Women moved back and forth between the individual support and the group. Tears—so many tears. We asked them what they saw, what they heard, what they felt. Then we asked them to tell stories about Ashley. And in between the sobbing, there were smiles. There was laughter. Then more tears.
The hardest part in the beginning was the uncertainty. Everyone had a theory, and theories turn into “facts” in about five minutes when people are scared. So we held the line on the only honest answer we had:
We don’t know. Nobody knows. Nobody knows.
When the therapists finally arrived, the unit fell apart all over again. Of course. And I’m sure the therapists were able to give them what we couldn’t.
When we were finally released to go back to our housing unit, the four of us stepped outside and started to weep. There is no hugging in prison, and we were out on the walkway. But we just sobbed anyway. Every tear we held back while we were “being strong” in that unit came out right then.
We were never officially told what happened.
Later, when I looked it up, it appeared to be a medication issue. The family settled out of court.
If there is one thing I would tell her family, it’s this: Ashley was not alone. Every day there was someone at her door who cared about her and loved talking with her. Most days there were many someones.

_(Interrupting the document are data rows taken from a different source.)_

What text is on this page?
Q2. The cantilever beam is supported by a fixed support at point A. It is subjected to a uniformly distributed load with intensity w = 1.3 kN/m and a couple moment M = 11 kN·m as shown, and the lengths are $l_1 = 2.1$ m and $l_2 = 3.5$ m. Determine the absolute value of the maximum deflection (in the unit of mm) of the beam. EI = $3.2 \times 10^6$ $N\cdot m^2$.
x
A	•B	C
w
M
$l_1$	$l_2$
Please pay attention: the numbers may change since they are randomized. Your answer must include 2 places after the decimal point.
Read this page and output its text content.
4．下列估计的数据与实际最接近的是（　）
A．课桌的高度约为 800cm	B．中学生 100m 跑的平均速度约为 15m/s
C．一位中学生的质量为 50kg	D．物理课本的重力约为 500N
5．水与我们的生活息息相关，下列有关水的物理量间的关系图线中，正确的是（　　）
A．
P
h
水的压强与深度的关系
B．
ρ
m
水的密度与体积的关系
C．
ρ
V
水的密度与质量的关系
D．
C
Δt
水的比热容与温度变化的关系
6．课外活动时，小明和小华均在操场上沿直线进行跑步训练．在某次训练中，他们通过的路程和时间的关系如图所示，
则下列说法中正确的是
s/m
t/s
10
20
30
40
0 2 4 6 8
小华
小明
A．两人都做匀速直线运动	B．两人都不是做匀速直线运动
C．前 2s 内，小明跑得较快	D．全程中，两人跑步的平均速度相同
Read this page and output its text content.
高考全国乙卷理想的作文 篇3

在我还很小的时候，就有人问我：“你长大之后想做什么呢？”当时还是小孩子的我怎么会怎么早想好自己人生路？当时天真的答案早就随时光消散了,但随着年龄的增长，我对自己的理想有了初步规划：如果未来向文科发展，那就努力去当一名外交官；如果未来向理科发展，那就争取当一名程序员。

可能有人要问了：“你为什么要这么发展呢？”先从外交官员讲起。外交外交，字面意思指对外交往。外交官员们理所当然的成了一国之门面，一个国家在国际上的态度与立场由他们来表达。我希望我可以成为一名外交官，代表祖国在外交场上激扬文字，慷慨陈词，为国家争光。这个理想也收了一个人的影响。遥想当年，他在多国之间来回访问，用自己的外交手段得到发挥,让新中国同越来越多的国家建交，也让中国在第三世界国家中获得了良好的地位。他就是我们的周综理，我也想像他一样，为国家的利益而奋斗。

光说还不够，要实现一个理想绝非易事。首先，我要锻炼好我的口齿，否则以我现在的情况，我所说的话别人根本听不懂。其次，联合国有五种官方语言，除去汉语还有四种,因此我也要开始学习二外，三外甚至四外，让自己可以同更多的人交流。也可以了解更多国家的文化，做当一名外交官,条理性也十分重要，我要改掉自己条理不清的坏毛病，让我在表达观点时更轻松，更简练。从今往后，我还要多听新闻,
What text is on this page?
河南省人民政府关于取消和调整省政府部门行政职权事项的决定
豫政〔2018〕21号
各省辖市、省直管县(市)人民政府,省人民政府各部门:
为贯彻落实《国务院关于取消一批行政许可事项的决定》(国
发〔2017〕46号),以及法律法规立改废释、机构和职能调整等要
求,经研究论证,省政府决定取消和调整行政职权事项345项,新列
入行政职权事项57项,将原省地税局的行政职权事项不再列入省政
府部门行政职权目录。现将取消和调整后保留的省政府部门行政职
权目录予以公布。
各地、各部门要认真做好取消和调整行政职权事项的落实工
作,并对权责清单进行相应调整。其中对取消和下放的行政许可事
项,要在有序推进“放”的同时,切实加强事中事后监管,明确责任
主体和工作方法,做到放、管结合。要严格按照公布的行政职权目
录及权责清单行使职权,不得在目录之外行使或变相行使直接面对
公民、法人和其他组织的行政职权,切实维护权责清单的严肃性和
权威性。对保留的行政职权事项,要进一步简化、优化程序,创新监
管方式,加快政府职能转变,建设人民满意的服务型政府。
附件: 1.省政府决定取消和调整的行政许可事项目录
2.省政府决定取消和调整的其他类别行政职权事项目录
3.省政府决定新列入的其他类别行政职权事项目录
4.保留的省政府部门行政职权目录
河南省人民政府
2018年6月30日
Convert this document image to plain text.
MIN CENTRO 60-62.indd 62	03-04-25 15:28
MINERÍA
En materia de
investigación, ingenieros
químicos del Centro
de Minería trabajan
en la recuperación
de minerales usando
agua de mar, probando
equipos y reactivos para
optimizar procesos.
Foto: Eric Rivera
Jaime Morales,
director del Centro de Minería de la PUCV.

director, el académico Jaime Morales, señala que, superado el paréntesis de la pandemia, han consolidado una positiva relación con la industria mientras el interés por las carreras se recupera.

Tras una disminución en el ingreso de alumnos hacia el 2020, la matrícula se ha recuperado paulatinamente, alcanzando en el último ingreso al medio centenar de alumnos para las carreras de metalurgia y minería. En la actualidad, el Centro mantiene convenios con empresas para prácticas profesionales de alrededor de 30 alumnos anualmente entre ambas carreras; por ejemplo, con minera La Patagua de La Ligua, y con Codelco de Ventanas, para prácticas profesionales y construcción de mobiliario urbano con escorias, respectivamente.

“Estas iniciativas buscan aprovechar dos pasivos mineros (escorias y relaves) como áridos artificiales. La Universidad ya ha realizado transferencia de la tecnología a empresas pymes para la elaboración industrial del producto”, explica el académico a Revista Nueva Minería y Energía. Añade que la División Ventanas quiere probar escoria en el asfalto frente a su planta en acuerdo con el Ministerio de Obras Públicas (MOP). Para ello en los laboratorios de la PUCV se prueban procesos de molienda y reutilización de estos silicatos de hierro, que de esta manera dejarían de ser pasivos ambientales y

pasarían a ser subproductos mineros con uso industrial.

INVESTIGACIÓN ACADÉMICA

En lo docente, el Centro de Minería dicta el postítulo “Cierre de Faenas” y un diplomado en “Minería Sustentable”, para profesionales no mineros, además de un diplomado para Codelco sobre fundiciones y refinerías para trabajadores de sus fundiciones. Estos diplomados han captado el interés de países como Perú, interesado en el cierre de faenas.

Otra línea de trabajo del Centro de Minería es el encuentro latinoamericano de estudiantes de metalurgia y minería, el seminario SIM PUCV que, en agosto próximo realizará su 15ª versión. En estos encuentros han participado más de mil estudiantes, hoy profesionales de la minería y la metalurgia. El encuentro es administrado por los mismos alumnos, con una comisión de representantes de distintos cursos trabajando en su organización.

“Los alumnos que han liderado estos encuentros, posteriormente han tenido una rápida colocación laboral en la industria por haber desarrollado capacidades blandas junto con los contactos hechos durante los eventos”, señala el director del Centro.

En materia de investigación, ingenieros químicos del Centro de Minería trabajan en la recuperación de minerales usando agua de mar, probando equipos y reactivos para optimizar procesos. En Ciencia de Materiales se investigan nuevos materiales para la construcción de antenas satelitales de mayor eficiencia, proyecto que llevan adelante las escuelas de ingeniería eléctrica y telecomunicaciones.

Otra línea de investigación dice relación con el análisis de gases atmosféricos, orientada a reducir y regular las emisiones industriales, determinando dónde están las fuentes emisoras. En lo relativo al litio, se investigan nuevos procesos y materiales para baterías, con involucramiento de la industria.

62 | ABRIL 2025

And I want people to understand what that means inside a place like prison. It means she mattered. It means her name wasn’t just a number on a chart or a face behind a door. It means she made people softer in a place that trains you to harden up.
I know I’m not the only one who will never forget her. She made a difference in a very dark place. And even now, telling her story, I’m still hoping the same thing for all of us: that we leave something human behind—something kind, something real—no matter where we are.